His latest album, Around The Margins, stays true to its title. The music flirts with several styles and genres yet never fully commits to any one of them. Rather, it stretches the imagination through arrangements that race from fragile and genteel to barely controlled chaos.

It is in every way a magical and commanding listening experience, a telling of well-crafted stories that makes equal use of the freedom of imagination and the more earthbound tenets of a well-schooled intellect (Hoekstra has degrees, including a master's, from three universities).

"I like to think of my music as a combination of immediacy and intellect," Hoekstra said. "I'm not a total egghead. The writing pretty much taps into my intellectual side. But in the studio, when it comes time to execute the ideas, I try to let things go their own way.

"Unlike writing prose, music is, by nature, a collaborative thing in that most songwriters make use of outside musicians to create their music. To keep that collaborative vibe going, I tend to follow the lead of Duke Ellington, who used to hire, not necessarily the best musicians who could play the way he liked, but musicians whose playing and ideas he liked. That way, the music would grow organically. I'm a firm believer that thought engages spontaneity."

He paused, pondered in silence, then laughed.

"OK, OK - maybe I am an egghead."

Egghead or not, Hoekstra knows a good song when he writes it - and when he hears it.

He admits to a lifelong love of the work of Van Morrison and Bob Dylan (he recorded a fine version of "Isis" for Around The Margins). He loves how each of these veteran singer-songwriters has nurtured an evolving career in which the body of work is as important as any single album.

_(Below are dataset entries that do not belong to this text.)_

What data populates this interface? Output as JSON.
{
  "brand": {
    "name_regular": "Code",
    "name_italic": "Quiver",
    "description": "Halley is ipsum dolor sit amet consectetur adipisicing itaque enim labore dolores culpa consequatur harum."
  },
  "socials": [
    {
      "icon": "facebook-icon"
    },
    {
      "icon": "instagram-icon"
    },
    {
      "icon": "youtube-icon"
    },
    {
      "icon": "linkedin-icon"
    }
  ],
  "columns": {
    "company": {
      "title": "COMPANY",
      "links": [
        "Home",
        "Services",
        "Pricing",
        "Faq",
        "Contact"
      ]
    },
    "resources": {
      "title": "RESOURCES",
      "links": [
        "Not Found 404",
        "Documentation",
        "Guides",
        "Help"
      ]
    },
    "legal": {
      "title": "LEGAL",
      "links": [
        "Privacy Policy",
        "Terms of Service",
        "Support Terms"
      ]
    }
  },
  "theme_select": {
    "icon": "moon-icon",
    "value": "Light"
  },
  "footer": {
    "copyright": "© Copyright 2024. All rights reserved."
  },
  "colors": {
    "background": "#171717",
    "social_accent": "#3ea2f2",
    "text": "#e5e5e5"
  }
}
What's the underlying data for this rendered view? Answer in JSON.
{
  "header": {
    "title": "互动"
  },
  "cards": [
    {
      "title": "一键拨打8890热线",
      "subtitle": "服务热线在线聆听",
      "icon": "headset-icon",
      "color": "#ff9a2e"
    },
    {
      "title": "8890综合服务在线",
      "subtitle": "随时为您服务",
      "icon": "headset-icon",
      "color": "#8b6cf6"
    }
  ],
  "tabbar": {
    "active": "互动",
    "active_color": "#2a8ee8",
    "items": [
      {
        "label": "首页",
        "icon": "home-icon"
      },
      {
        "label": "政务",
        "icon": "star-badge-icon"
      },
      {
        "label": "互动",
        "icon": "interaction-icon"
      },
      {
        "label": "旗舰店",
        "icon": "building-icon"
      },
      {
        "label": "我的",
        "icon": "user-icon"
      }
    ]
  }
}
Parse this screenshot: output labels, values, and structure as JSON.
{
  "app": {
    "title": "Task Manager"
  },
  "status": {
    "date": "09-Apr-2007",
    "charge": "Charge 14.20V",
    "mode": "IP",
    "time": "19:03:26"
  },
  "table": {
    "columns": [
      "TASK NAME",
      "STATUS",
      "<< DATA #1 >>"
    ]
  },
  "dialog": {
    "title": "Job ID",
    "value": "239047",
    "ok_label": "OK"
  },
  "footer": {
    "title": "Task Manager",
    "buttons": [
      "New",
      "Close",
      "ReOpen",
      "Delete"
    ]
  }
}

"For me, Dylan is the beginning of everything," Hoekstra said. "Without his influence, modern music would not have evolved as it has. He is always responding to text, and I can fully relate to that.

"Each album - no, each song - should stand as a little novel. The trick is to not get too precious."

The reach of Hoekstra's narratives is impressive. He has written everything from poignant songs about baseball - he is a die-hard fan of the Chicago Cubs, and his songs "Only The Ball Was White" and "Andy Pafko's Shoestring Catch" are in the National Baseball Hall of Fame - to "That's Where He's Living" from Margins, a murder vignette that boasts a surprise wallop of an ending.

Not surprisingly, Hoekstra counts himself among the minority of songwriters who write lyrics before they write the music.

"This is going to sound pretentious, and forgive me, but I think of myself less as a performer than a writer, more of a composer than a tunesmith," Hoekstra said. "I think if you listen to a lot of what is on the radio now, the lyrics are, sadly, one-dimensional. I work hard to be the antithesis of that mind-set. I am not mainstream, and I don't think of that in a bad way. I am just a songwriter, a storyteller, first and foremost.

"For that reason, I tend to almost always write the words first. The thing about lyrics is that they almost always dictate the mood that should accompany them. That has been true from minstrels to Chuck Berry to hip-hop. I'm no different."

What is different about Hoekstra is that he views each new album as a blank canvas, thus a fresh start. Each of his four albums - When The Tubes Begin To Glow (1994), Rickety Stairs (1996), Make Me Believe (1999) and the new Around The Margins - can stand alone as a distinctive album. The arrangements on each blur genres and take the sort of chances rarely found on folk or pop albums.

"As highly arranged as everything sounds, and is, the resulting performances are oddly organic," Hoekstra insisted. "Things always start in a little studio in the basement, and we try to keep the arrangements fresh but uncluttered. The point of the arrangement is to serve the story, not to detract from it, and I think I do that concept justice."

He laughed. "Mine is not a black-and-white world."